Modern analytics and reporting is not only about having predefined reports available but also about providing a data platform for custom reporting and analytics via merchant portals or API reports.
Effective customer onboarding is not only about getting customer data and executing KYC (know your customer) but also about giving the customer the confidence and comfort they need to share additional information, which will be essential when it comes to customer profiling.
Creating a frictionless experience over multiple platforms is a must for e-commerce merchants and marketplaces as customer behaviour changes from desktop to mobile devices. With the uptake of the Internet of Things (IoT), the frictionless experience becomes even more diversified, and PSPs need to be ready to support this channel, as it will become one of the major transaction growth areas in the near future.
WHAT’S NEXT?
In addition, PSPs can offer services that are outside of their traditional range to create a payment ecosystem. This can range from issuing virtual cards, VAT refund services or digital lending for consumers and small and medium-sized enterprises (SME) to digital marketing and the monetisation of data. Even non-financial services like inventory management, invoicing and accounting would provide the merchants with further benefits. These additional services will differ for each PSP since they are based on the target market that a PSP serves.

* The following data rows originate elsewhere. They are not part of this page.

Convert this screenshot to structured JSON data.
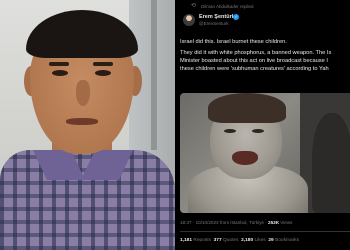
{
  "tweet": {
    "replied_by": "Dilman Abdulkader replied",
    "author_name": "Erem Şentürk",
    "author_handle": "@ErenSenturk",
    "text_lines": [
      "Israel did this. Israel burnet these children.",
      "They did it with white phosphorus, a banned weapon. The Is",
      "Minister boasted about this act on live broadcast because I",
      "these children were 'subhuman creatures' according to Yah"
    ],
    "timestamp": "18:37 · 10/10/2023 from İstanbul, Türkiye",
    "views_count": "253K",
    "views_label": "Views",
    "reposts_count": "1,181",
    "reposts_label": "Reposts",
    "quotes_count": "377",
    "quotes_label": "Quotes",
    "likes_count": "2,180",
    "likes_label": "Likes",
    "bookmarks_count": "29",
    "bookmarks_label": "Bookmarks"
  },
  "icons": {
    "replied": "repost-icon",
    "verified": "verified-badge-icon"
  },
  "colors": {
    "tweet_background": "#000000",
    "verified_blue": "#1d9bf0",
    "muted_text": "#71767b"
  }
}
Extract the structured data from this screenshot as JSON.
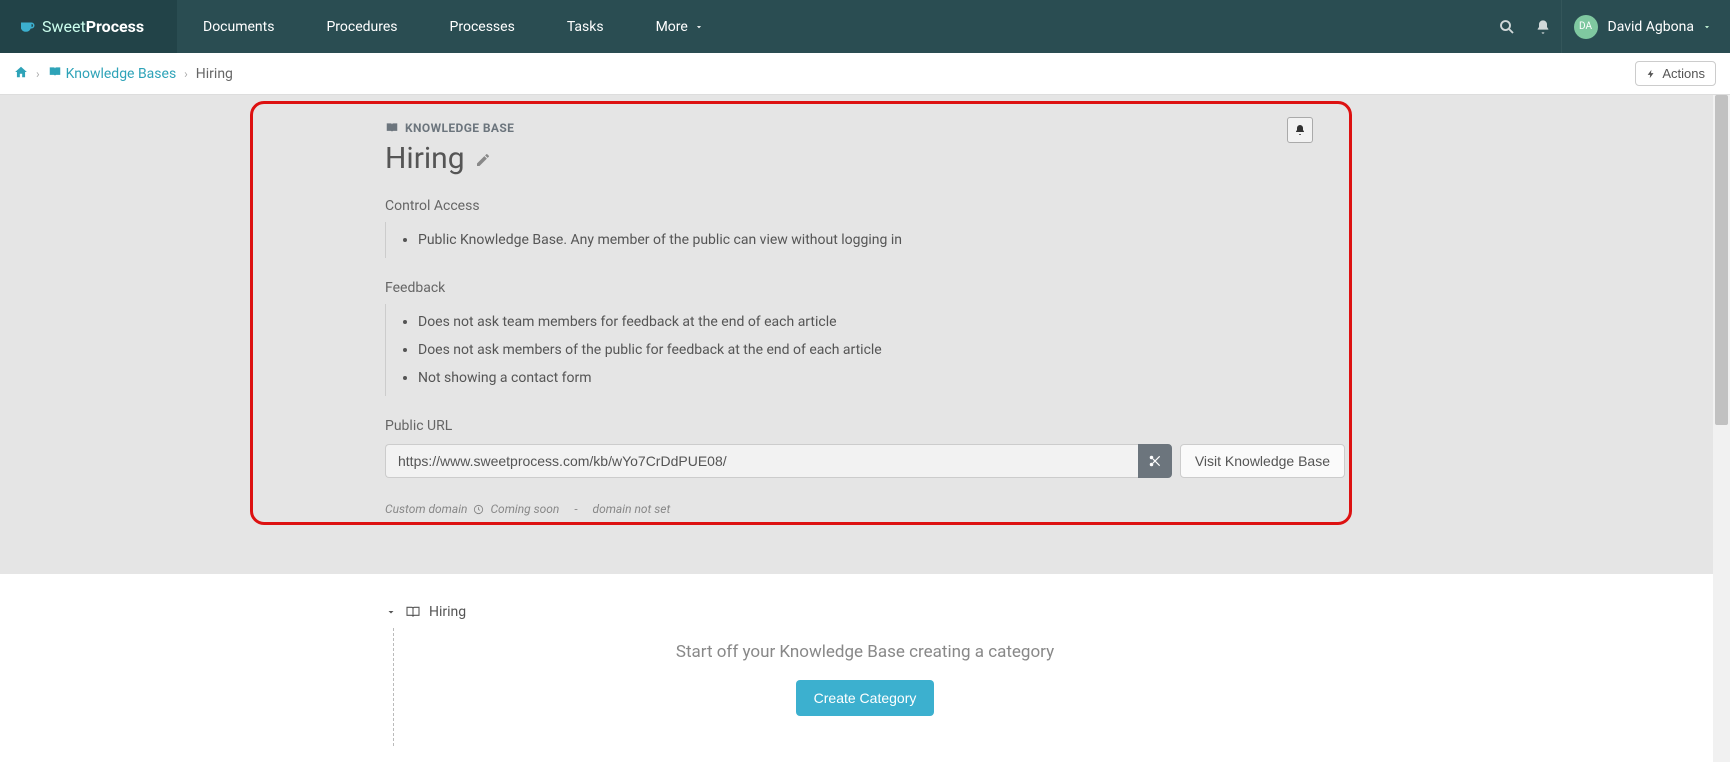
{
  "brand": {
    "sweet": "Sweet",
    "process": "Process"
  },
  "nav": {
    "items": [
      "Documents",
      "Procedures",
      "Processes",
      "Tasks",
      "More"
    ]
  },
  "user": {
    "initials": "DA",
    "name": "David Agbona"
  },
  "breadcrumb": {
    "kb_link": "Knowledge Bases",
    "current": "Hiring",
    "actions_label": "Actions"
  },
  "kb": {
    "badge": "KNOWLEDGE BASE",
    "title": "Hiring",
    "sections": {
      "control_access": {
        "heading": "Control Access",
        "items": [
          "Public Knowledge Base. Any member of the public can view without logging in"
        ]
      },
      "feedback": {
        "heading": "Feedback",
        "items": [
          "Does not ask team members for feedback at the end of each article",
          "Does not ask members of the public for feedback at the end of each article",
          "Not showing a contact form"
        ]
      },
      "public_url": {
        "heading": "Public URL",
        "value": "https://www.sweetprocess.com/kb/wYo7CrDdPUE08/",
        "visit_label": "Visit Knowledge Base"
      }
    },
    "custom_domain": {
      "label": "Custom domain",
      "coming": "Coming soon",
      "sep": "-",
      "not_set": "domain not set"
    }
  },
  "tree": {
    "root": "Hiring",
    "empty_prompt": "Start off your Knowledge Base creating a category",
    "create_label": "Create Category"
  }
}
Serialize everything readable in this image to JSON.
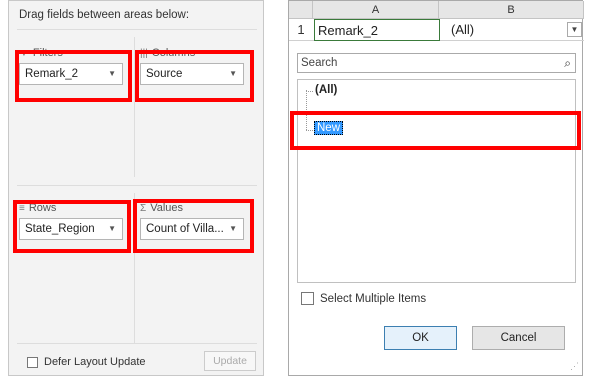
{
  "left_pane": {
    "header": "Drag fields between areas below:",
    "areas": {
      "filters": {
        "title": "Filters",
        "icon": "filter-icon",
        "field": "Remark_2"
      },
      "columns": {
        "title": "Columns",
        "icon": "columns-icon",
        "field": "Source"
      },
      "rows": {
        "title": "Rows",
        "icon": "rows-icon",
        "field": "State_Region"
      },
      "values": {
        "title": "Values",
        "icon": "sigma-icon",
        "field": "Count of Villa..."
      }
    },
    "defer_label": "Defer Layout Update",
    "defer_checked": false,
    "update_label": "Update"
  },
  "right_pane": {
    "columns": [
      "A",
      "B"
    ],
    "row_number": "1",
    "cell_a": "Remark_2",
    "cell_b": "(All)",
    "search_placeholder": "Search",
    "items": [
      "(All)",
      "New"
    ],
    "selected_item": "New",
    "select_multiple_label": "Select Multiple Items",
    "select_multiple_checked": false,
    "ok_label": "OK",
    "cancel_label": "Cancel"
  },
  "colors": {
    "highlight": "#ff0000",
    "selection": "#3399ff"
  }
}
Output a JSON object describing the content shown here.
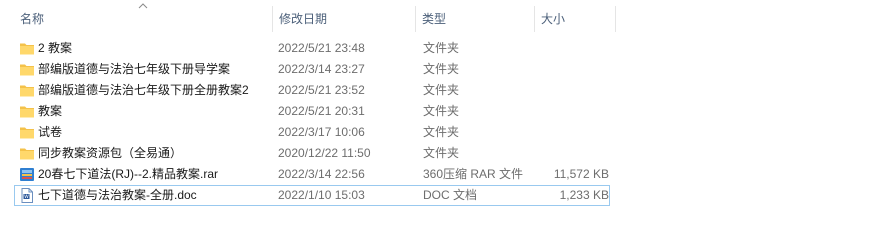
{
  "columns": {
    "name": "名称",
    "date": "修改日期",
    "type": "类型",
    "size": "大小"
  },
  "files": [
    {
      "name": "2 教案",
      "date": "2022/5/21 23:48",
      "type": "文件夹",
      "size": "",
      "icon": "folder-icon"
    },
    {
      "name": "部编版道德与法治七年级下册导学案",
      "date": "2022/3/14 23:27",
      "type": "文件夹",
      "size": "",
      "icon": "folder-icon"
    },
    {
      "name": "部编版道德与法治七年级下册全册教案2",
      "date": "2022/5/21 23:52",
      "type": "文件夹",
      "size": "",
      "icon": "folder-icon"
    },
    {
      "name": "教案",
      "date": "2022/5/21 20:31",
      "type": "文件夹",
      "size": "",
      "icon": "folder-icon"
    },
    {
      "name": "试卷",
      "date": "2022/3/17 10:06",
      "type": "文件夹",
      "size": "",
      "icon": "folder-icon"
    },
    {
      "name": "同步教案资源包（全易通）",
      "date": "2020/12/22 11:50",
      "type": "文件夹",
      "size": "",
      "icon": "folder-icon"
    },
    {
      "name": "20春七下道法(RJ)--2.精品教案.rar",
      "date": "2022/3/14 22:56",
      "type": "360压缩 RAR 文件",
      "size": "11,572 KB",
      "icon": "rar-archive-icon"
    },
    {
      "name": "七下道德与法治教案-全册.doc",
      "date": "2022/1/10 15:03",
      "type": "DOC 文档",
      "size": "1,233 KB",
      "icon": "doc-file-icon"
    }
  ],
  "colors": {
    "header_text": "#4c607a",
    "folder": "#f4c24a",
    "selection_border": "#99c9ef"
  }
}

High-risk merchants will be more interested in higher acceptance, so the issuing of virtual cards will mitigate declined transactions. In this case, a virtual card issued by the PSP will be generated, the shopper tops up the virtual card and can then use it to pay for the high-risk services or goods. As the PSP is the card issuer, they can easily approve the transaction at a lower risk.
For hospitality and travel merchants, offering virtual corporate cards will strengthen their offering considerably. It will provide their corporate customers with advantages like issuing virtual cards with a prepaid amount in line with corporate guidelines, which means no manual checking of expense notes and an automated reconciliation with accounting.
Merchants selling luxury products will be interested in digital lending to facilitate higher spending and payment in instalments to make their offerings available to a wider customer group. Additionally, a VAT refund service would make the service offering more interesting for international luxury segment merchants.
SMEs are often averse to managing potentially complex software, so – besides looking for a PSP – they might also be interested in a cloud-based inventory, accounting and invoicing system. Setting up an SME-specific ecosystem will support them in being able to focus on their core business.
WHERE TO START?
It is important not to forget that a state-of-the-art PSP platform must be built on a strong technological foundation. It will provide not only scalability and reliability but also an easy way to implement new business features in a short timeframe and configuration toolkits to allow merchants to customise the platform to their needs.
This means moving away from legacy platforms and towards cloud-native solutions with microservices, an API sandbox and DevOps integration.
Furthermore, migrating your hardware infrastructure from a traditional data centre to the cloud is an important step to keep TCO under control and minimise the impact of a growing transactional volume. Cloud platforms offer many advantages to rapidly growing businesses and costs are kept under control, as you pay per consumption.
CONCLUSION
The PSP of today is transforming from a pure enabler of e-commerce payments to a merchant service provider with an ecosystem that allows merchants to generate more e-commerce sales. It provides merchants with insights into their customers and their spending behaviour, the necessary tools to manage their e-commerce business and added-value offerings to facilitate sales.
To provide all this, PSPs should rely on an experienced and forward-looking technology partner who can help with advising on business functionalities, designing the new PSP architecture as well as implementing and managing the PSP platform.